I’ve been doing relatively well the last three weeks. Some very stressful things have been going on. I am worried about many things. I have, however, been taking it all in my stride. And actually felt happy (what’s that?) and functional. Going back into the workforce seemed possible. Then about a week ago I had a couple of tough days. I shrugged it off. So what. Two rough days. Can’t be anything. Everyone has rough days. Now I’ve had three more days like that in a row. It’s not so much the length, but the way it feels. It doesn’t feel ‘normal’. It feels like depression. Walking four blocks to meet a friend for lunch was so tiring and soul-crushing. While we had lunch I was fine. That’s the way I am though. Even in the depths of the worst of it last year, I was able to joke around on the ward. It’s so much easier to talk to fellow sufferers. I met my lunch friend in treatment. I can talk and joke with her. After lunch I went to get gas. When I had set up the hands-free pump I sat on a ledge beside the car. My head automatically rested against the car. I did not want to hold it up. I sat there with a sense deeper than sadness. The familiar – I just can’t do this. I cannot pick up the pump. Put it in its holster. Close my gas lid. Get in the car. Put on my seat belt. Turn the car on. All of it just seemed too big. That’s depression. I would have gladly sat there with my head against the car with barely a thought in my head. The main problem was that I was at the insanely busy gas station at Ontario and LaSalle. I drove over to Michigan (Avenue, not the State) and parked. I sat in the car willing myself to get out. That’s when all this hit me. The realization that this truly felt like depression. The realization that this time I didn’t want to be depressed. It wasn’t like before. I had experienced a few weeks of being better, and I wanted that. There was no will to stay depressed. I walked two blocks to the Starbucks I am sitting in now. Those two blocks were painfully long, tiring, and well, depressing.

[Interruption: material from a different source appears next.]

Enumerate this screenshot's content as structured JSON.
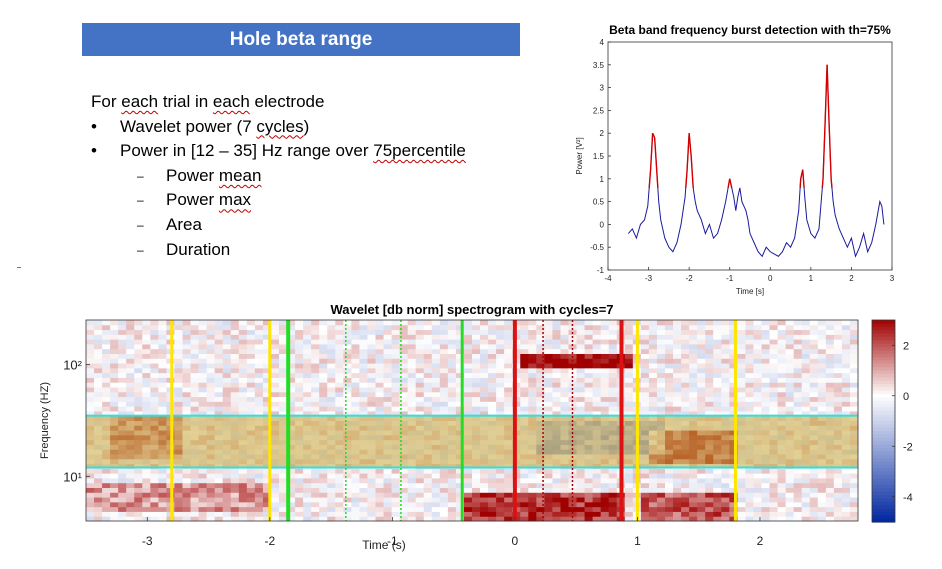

So when I talk to my therapist and my psychiatrist, I’ll tell them that I’ve had several rough days and that they feel like depression. Can you have depression on an off on a day-to-day pattern? Is that a thing? Is that just ‘normal’ ups and downs of life? Have I forgotten how that feels? Am I coming from the perspective of someone who was so depressed for so long that I cannot connect with ‘normal’ yet? No. I know this. This is that. That which will not be named. I’ve been learning lots of skills in my DBT group each week. Dialectical Behavioral Therapy helps you deal with your emotions rather than trying to ignore them and not deal with them. They’ve been working lately. When I am in a terrible place I just describe what is going on. Out loud. I don’t add emotion to it. Example: “I am on the highway. The traffic is terrible. I am worried I will be late for work. If I am late for work my boss may be angry. I cannot make the traffic disappear.” In the past I would have been spinning. Freaking out. Getting angry and frustrated. The other way really works for me. Yesterday in therapy I was processing a lot of self-doubt, self-loathing, and body image issues. I started bawling crying. My therapist tried to pull me back into the room and stop me from spiraling down and down. It usually works. Yesterday it didn’t. I kept being pulled away. And thus came the suicidal thoughts. They lasted for a few hours. That hasn’t happened for several weeks. Maybe 4-6. So it was saddening, but I was glad it had been so long since it had been a problem. It also was depressing. Do I mean that in the colloquial sense, or the medical sense? I don’t know. Today again. As the days build so does the fear, and maybe the resignation. The “here we go again.” The “whatever.” The “I knew I’d never be ‘normal'” etc. etc.
Today is yet another day. I’m not writing as quickly now. Depression and tiredness are distracting me. A couple of weeks ago this paragraph would be written already. I don’t think that there’s much more to say. There might have been… A couple of weeks ago. I would have been able to articulate my thoughts better… A couple of weeks ago. I would have had some witty ending to my post… A couple of weeks ago. Instead I sit here knowing things were different… A couple of weeks ago.